37. Anayasa Mahkemesi Ferat Yüksel kararında (B. No:2014/13828, 12/9/2018);
yargılamaların makul sürede sonuçlandırılmadığı ya da yargı kararlarının geç
veya eksik icra edildiği ya da hiç icra edilmediği iddiasıyla 31/7/2018
tarihinden önce gerçekleştirilen bireysel başvurulara ilişkin olarak Tazminat Komisyonuna
başvuru imkânının getirilmesine ilişkin yolu ulaşılabilir olma, başarı şansı
sunma ve yeterli giderim sağlama kapasitesinin bulunup bulunmadığı yönlerinden
inceleyerek bu yolun etkililiğini tartışmıştır.

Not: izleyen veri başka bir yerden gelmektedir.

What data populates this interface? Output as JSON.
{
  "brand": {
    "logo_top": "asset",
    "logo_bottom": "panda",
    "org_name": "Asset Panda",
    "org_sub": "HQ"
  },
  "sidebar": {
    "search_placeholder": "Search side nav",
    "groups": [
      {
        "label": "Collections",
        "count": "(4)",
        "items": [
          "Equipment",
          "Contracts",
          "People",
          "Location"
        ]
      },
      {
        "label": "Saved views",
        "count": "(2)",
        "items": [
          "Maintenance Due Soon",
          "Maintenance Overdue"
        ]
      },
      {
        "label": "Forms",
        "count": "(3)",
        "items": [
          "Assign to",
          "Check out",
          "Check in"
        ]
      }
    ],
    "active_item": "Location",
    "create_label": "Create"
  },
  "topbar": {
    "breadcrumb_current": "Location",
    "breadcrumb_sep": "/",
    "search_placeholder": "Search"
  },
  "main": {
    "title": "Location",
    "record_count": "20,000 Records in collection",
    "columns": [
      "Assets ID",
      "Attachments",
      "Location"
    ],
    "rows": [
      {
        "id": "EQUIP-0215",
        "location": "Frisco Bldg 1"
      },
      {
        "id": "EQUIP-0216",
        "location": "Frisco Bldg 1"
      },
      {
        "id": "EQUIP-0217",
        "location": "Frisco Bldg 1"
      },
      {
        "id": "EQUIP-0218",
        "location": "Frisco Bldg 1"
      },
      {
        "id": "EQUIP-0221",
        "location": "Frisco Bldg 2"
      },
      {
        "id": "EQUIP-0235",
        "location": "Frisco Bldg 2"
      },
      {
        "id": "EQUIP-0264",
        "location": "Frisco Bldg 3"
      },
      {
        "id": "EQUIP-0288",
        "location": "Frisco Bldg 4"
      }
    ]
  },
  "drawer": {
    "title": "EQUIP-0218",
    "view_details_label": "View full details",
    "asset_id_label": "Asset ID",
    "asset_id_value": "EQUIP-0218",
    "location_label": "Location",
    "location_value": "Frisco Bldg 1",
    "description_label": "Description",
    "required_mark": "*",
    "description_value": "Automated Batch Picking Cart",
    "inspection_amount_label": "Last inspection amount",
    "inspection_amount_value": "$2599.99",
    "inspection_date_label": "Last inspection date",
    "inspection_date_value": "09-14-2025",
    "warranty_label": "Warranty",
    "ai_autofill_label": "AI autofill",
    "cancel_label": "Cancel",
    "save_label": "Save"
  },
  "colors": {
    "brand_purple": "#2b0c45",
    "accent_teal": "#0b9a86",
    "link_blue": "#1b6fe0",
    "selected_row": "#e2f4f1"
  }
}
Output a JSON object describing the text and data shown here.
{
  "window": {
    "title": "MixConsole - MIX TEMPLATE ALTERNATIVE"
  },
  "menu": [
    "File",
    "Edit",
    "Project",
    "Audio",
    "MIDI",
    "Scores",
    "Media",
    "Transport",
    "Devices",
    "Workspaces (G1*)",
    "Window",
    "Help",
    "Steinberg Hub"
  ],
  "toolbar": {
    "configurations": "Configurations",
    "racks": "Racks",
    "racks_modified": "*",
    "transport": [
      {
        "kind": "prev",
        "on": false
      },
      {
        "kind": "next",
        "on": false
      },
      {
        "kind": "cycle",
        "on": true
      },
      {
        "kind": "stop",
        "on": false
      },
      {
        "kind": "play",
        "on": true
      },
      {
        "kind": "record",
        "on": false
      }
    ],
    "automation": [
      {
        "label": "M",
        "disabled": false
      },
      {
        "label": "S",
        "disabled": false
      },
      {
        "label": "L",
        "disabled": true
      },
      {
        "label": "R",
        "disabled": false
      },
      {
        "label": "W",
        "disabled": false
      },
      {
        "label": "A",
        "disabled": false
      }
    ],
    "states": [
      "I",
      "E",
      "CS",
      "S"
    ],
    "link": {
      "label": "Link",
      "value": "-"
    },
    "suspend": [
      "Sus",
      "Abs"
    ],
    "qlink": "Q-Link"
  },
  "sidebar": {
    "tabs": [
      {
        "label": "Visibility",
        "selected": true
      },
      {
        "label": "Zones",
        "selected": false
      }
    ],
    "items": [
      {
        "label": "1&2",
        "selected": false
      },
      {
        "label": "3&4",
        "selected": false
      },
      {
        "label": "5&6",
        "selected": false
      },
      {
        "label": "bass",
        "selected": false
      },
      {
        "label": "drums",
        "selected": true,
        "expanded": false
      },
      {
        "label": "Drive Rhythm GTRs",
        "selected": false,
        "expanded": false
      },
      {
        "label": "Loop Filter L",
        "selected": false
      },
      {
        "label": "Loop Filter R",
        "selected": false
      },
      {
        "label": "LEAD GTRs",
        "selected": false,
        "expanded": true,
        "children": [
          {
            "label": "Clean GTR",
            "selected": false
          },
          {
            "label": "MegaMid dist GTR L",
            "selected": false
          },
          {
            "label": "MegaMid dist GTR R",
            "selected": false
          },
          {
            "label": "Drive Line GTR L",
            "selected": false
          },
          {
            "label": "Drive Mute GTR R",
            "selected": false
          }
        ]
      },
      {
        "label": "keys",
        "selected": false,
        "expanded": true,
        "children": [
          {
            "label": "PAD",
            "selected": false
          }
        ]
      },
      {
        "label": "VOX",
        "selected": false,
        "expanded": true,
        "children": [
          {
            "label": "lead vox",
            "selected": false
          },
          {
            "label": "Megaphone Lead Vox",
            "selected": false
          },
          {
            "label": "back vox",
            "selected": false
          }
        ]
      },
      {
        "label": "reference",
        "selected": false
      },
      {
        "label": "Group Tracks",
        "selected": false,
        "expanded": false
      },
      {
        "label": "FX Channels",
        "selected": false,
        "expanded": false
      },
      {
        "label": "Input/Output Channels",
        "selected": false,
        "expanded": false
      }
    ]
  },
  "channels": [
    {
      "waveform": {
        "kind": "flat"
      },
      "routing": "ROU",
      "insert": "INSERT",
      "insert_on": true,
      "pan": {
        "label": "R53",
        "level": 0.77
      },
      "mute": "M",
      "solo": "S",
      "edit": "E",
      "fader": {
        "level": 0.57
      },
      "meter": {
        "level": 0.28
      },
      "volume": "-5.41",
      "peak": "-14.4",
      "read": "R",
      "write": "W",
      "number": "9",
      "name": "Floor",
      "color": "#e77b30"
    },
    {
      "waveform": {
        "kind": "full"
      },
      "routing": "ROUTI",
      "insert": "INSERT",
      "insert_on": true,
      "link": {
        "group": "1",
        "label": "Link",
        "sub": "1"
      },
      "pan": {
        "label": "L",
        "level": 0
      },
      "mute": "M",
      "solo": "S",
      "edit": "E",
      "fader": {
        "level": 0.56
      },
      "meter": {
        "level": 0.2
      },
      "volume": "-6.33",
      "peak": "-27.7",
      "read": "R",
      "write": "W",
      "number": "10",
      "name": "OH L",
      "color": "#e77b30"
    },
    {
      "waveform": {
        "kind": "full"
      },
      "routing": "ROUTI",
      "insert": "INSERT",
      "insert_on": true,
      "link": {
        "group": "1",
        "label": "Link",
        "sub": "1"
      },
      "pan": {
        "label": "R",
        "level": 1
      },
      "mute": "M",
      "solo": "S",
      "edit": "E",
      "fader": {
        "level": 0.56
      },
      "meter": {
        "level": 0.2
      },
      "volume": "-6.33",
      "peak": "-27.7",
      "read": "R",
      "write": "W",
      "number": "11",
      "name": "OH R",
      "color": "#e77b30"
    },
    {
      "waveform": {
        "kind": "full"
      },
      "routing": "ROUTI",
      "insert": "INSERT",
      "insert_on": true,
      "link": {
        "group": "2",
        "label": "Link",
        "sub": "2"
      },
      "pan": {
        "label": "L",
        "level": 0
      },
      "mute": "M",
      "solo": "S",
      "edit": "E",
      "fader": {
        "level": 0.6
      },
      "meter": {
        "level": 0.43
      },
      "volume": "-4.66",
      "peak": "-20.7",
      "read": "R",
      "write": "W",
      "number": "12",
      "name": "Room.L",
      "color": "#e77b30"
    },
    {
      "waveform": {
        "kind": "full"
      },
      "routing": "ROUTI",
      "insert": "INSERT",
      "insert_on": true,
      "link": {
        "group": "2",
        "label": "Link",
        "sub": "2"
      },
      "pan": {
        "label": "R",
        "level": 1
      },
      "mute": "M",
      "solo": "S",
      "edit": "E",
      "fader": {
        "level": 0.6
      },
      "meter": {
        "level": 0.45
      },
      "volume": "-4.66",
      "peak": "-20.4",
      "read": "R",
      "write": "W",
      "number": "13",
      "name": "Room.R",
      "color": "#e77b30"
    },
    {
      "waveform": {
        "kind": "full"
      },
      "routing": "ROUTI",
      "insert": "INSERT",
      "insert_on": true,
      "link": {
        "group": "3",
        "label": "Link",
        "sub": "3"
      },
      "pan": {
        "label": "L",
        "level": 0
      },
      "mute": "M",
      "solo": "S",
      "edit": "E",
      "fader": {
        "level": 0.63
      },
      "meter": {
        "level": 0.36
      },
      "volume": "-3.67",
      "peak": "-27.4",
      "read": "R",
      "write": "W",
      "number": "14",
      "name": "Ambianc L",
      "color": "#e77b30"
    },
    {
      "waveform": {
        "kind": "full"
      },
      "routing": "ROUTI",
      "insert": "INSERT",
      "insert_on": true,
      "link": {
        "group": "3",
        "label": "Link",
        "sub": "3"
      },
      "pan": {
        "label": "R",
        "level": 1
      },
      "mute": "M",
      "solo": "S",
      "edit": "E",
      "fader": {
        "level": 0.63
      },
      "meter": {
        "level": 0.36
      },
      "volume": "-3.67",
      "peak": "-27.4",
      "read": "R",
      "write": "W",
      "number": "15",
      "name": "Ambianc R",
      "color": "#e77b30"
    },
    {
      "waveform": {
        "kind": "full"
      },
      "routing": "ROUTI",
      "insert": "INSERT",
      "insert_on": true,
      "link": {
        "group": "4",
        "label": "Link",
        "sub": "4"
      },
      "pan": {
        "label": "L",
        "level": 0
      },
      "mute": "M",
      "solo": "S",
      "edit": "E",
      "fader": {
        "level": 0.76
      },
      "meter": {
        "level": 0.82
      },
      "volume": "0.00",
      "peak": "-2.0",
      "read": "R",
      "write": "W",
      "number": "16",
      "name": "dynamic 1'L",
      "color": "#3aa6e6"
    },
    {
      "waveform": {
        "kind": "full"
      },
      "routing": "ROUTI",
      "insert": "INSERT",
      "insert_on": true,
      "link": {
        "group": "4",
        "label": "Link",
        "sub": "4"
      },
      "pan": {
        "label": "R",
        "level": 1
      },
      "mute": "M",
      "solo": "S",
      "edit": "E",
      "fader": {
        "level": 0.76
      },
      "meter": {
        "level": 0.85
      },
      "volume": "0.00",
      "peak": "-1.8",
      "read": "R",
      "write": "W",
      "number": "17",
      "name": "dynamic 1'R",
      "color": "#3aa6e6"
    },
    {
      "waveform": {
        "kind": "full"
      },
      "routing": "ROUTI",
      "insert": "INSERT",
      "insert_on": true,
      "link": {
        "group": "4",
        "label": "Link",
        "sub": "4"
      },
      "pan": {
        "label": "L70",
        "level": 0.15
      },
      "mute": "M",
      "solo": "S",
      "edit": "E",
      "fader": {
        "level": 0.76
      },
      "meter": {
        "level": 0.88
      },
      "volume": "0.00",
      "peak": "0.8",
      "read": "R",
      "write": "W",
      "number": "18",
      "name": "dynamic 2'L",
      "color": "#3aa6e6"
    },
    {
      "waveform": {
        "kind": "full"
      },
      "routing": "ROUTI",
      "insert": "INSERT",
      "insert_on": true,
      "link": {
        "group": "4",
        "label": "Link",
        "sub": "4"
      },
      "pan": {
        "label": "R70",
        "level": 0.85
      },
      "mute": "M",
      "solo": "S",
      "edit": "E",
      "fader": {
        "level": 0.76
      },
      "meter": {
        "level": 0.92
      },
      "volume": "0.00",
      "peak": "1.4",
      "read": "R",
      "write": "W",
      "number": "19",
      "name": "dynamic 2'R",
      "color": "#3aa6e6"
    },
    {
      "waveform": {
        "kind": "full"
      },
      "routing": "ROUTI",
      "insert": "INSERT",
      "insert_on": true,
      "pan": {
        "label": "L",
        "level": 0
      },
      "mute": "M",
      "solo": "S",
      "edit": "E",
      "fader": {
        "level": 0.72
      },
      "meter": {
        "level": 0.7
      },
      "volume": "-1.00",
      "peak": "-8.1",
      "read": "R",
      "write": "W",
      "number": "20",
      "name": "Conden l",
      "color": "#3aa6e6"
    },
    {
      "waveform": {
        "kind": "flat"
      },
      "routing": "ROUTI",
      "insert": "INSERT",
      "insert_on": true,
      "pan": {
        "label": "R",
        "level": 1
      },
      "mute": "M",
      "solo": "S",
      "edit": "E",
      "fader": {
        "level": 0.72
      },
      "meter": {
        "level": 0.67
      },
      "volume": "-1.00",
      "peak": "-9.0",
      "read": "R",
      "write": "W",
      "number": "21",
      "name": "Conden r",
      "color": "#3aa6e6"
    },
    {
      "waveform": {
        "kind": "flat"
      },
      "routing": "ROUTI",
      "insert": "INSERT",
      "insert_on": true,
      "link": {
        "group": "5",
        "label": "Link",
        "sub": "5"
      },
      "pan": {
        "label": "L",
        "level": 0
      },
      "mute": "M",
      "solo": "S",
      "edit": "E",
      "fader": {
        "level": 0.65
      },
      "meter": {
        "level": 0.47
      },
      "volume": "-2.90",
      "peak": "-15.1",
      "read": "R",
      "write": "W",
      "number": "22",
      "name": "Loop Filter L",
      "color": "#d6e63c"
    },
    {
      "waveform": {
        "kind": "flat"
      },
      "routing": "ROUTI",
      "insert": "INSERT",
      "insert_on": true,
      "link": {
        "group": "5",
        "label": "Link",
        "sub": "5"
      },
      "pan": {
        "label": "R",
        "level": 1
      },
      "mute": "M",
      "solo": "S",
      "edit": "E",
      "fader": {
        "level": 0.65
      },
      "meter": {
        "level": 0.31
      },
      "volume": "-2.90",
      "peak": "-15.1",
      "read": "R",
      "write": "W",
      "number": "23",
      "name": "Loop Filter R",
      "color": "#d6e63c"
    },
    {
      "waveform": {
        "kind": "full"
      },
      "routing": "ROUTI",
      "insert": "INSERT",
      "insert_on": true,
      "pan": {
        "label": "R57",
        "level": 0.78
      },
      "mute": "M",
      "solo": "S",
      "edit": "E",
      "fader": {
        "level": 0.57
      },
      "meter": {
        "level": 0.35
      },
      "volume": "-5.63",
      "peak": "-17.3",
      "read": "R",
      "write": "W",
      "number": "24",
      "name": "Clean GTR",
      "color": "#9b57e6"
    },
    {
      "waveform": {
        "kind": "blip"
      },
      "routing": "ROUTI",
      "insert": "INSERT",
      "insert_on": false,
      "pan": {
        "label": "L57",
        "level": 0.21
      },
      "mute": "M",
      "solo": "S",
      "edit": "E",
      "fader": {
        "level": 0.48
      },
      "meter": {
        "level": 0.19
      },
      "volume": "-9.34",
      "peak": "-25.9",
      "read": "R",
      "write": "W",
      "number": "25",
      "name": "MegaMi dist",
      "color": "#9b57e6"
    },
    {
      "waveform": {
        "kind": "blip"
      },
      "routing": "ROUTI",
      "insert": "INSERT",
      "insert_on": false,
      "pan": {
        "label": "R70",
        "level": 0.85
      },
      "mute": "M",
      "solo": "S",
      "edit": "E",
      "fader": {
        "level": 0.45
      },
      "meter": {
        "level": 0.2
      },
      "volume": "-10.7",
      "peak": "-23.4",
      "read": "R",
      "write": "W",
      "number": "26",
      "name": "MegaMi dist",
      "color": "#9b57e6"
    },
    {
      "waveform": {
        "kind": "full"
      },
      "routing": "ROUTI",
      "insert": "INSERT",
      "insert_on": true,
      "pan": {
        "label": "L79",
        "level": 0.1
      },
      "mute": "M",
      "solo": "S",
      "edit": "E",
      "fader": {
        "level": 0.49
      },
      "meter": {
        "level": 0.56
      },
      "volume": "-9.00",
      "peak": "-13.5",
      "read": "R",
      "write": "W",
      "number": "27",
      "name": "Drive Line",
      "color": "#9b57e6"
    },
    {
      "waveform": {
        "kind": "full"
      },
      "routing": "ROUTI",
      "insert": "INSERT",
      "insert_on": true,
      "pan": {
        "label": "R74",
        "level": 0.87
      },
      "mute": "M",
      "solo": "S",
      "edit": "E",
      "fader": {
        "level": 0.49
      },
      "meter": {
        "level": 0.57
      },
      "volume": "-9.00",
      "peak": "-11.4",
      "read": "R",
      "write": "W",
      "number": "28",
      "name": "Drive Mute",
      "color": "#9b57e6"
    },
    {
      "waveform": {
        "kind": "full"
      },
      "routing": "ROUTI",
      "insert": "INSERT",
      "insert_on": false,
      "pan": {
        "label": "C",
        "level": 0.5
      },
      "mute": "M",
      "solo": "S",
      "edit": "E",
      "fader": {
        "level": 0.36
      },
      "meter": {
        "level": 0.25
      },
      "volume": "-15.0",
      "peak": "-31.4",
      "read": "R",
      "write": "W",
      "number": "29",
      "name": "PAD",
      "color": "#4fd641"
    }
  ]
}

38. Ferat Yüksel kararında özetle anılan başvuru
yolunun kişileri mali külfet altına sokmaması ve başvuruda kolaylık sağlaması
nedenleriyle ulaşılabilir olduğu, düzenleniş şekli itibarıyla ihlal iddialarına
makul bir başarı şansı sunma kapasitesinden mahrum olmadığı ve tazminat
ödenmesine imkân tanıması ve/veya bu mümkün olmadığında başka türlü telafi
olanakları sunması nedenleriyle potansiyel olarak yeterli giderim sağlama
imkânına sahip olduğu hususunda değerlendirmelerde bulunulmuştur (Ferat Yüksel, §§ 27-34). Bu gerekçeler
doğrultusunda Anayasa Mahkemesi, ilk bakışta ulaşılabilir olan ve ihlal
iddialarıyla ilgili başarı şansı sunma ve yeterli giderim sağlama kapasitesi
olduğu görülen Tazminat Komisyonuna başvuru yolu tüketilmeden yapılan
başvurunun incelenmesinin bireysel başvurunun ikincil
niteliği ile bağdaşmayacağı sonucuna vararak başvuru yollarının
tüketilmemiş olması nedeniyle kabul edilemezlik kararı vermiştir (Ferat Yüksel, §§ 35, 36).
39. Mevcut başvurunun bu kısmı yönünden söz konusu karardan
ayrılmayı gerektiren bir durum bulunmamaktadır.
40. Açıklanan gerekçelerle başvurunun bu kısmının başvuru yollarının tüketilmemiş olması nedeniyle
kabul edilemez olduğuna karar verilmesi gerekir.
V. HÜKÜM
Açıklanan gerekçelerle;
A. 1. Yaşam hakkının ihlal edildiğine ilişkin şikâyetler
kapsamında ceza soruşturmasına yönelik iddiaların zaman bakımından yetkisizlik nedeniyle KABUL EDİLEMEZ
OLDUĞUNA,
2. Yaşam hakkının ihlal edildiğine ilişkin şikâyetler kapsamında
hukuk davasına yönelik iddiaların kişi kişi bakımından yetkisizlik nedeniyle KABUL
EDİLEMEZ OLDUĞUNA,
3. Adil yargılanma hakkının ihlal edildiğine ilişkin iddianın başvuru yollarının tüketilmemiş olması nedeniyle
KABUL EDİLEMEZ OLDUĞUNA,
B. Yargılama giderlerinin başvurucular üzerinde BIRAKILMASINA
26/9/2019 tarihinde OYBİRLİĞİYLE karar verildi.